The sounds and the smells of those times have also never left me and I cannot tell you just how much this kind of memory impacts your life without you even knowing why. That the flowers on the cups will always remain lodged alongside the hideous memories of the things they all did to my body. In the end, my body was not mine and I don’t know if the person I am now has effectively regained ‘ownership’ of me. I think I have, but I have nothing to compare this with, no previous markers of a healthy connection between my mind and my body.
I cannot go back to the ‘me’ I was before, because I was not even fully formed. I was around 7 years old and after the first time, my body became paralysed from the neck down, I can’t recall how long it lasted, but I can recall the final carefree bike ride I ever had as a little girl. Flying down the road with my hands and feet off the bike and using my body to balance! The road was lined with beautiful trees and I loved the feeling of freedom as I raced to beat my record…

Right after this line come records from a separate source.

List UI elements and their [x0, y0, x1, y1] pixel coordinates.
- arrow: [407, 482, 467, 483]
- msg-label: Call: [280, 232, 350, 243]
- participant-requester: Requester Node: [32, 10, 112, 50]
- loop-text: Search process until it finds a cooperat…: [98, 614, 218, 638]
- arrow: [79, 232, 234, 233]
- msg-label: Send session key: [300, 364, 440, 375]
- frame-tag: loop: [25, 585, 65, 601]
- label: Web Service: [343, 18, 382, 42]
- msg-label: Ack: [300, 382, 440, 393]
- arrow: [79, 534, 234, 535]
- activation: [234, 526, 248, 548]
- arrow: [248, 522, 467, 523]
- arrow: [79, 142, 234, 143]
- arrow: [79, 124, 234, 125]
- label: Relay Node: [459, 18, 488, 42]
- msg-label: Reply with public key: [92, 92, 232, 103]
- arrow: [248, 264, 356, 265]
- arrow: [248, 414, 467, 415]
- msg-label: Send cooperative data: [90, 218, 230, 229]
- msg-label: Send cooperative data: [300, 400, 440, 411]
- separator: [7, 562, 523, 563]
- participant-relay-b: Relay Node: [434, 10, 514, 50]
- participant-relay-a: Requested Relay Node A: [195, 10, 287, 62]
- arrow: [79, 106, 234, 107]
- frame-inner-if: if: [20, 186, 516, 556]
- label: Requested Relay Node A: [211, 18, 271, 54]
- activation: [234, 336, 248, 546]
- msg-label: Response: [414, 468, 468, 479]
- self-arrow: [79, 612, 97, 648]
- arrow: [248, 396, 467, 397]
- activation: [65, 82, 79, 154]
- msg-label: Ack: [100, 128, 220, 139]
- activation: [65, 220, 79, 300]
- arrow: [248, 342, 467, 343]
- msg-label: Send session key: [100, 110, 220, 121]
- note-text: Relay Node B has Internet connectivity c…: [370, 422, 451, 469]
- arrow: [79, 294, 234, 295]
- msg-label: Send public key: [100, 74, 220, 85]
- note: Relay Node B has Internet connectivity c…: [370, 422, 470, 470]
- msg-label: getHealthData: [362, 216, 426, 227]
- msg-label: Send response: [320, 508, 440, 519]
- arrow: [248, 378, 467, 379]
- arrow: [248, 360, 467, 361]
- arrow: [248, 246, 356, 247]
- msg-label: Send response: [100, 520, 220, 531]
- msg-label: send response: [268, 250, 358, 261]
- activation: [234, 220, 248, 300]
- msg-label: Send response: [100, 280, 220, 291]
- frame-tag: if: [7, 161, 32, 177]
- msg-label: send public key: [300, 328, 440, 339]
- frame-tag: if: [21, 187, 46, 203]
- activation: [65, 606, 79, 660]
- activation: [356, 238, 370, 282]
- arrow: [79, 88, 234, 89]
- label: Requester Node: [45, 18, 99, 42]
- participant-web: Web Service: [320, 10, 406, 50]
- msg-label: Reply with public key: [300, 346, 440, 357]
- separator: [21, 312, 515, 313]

When I was little, my feet pressed toward the sky
I walked upon the clouds and
I was light as a feather.
I lost time so often, I lost all sense of who I was and even lost friends in my search for the girl I was. I became withdrawn and secretive, I turned to abusing my body with anything I could get hold of, sniffing gas from the canister and waking up in dirty toilets with no idea how I got there. Drinking alcohol, which numbed the pain and so much more as the feelings of hopelessness took over everything else.
It has been and will continue to be, a long and at times very difficult journey, to now understand that I was never to blame. To understand dissociation, to understand why I felt the need to continue the abuse of myself in other ways, to forgive myself for not knowing how to take care of my body, to forgive myself for not doing more to stop it and for not knowing how to live.
These days, I ride my bike with my son and the feeling when I take my feet off the pedals as I race down a hill is as close to finding me as I have ever been, and it is beautiful.
Thank you so very much, Sophie, for giving me the space to speak out.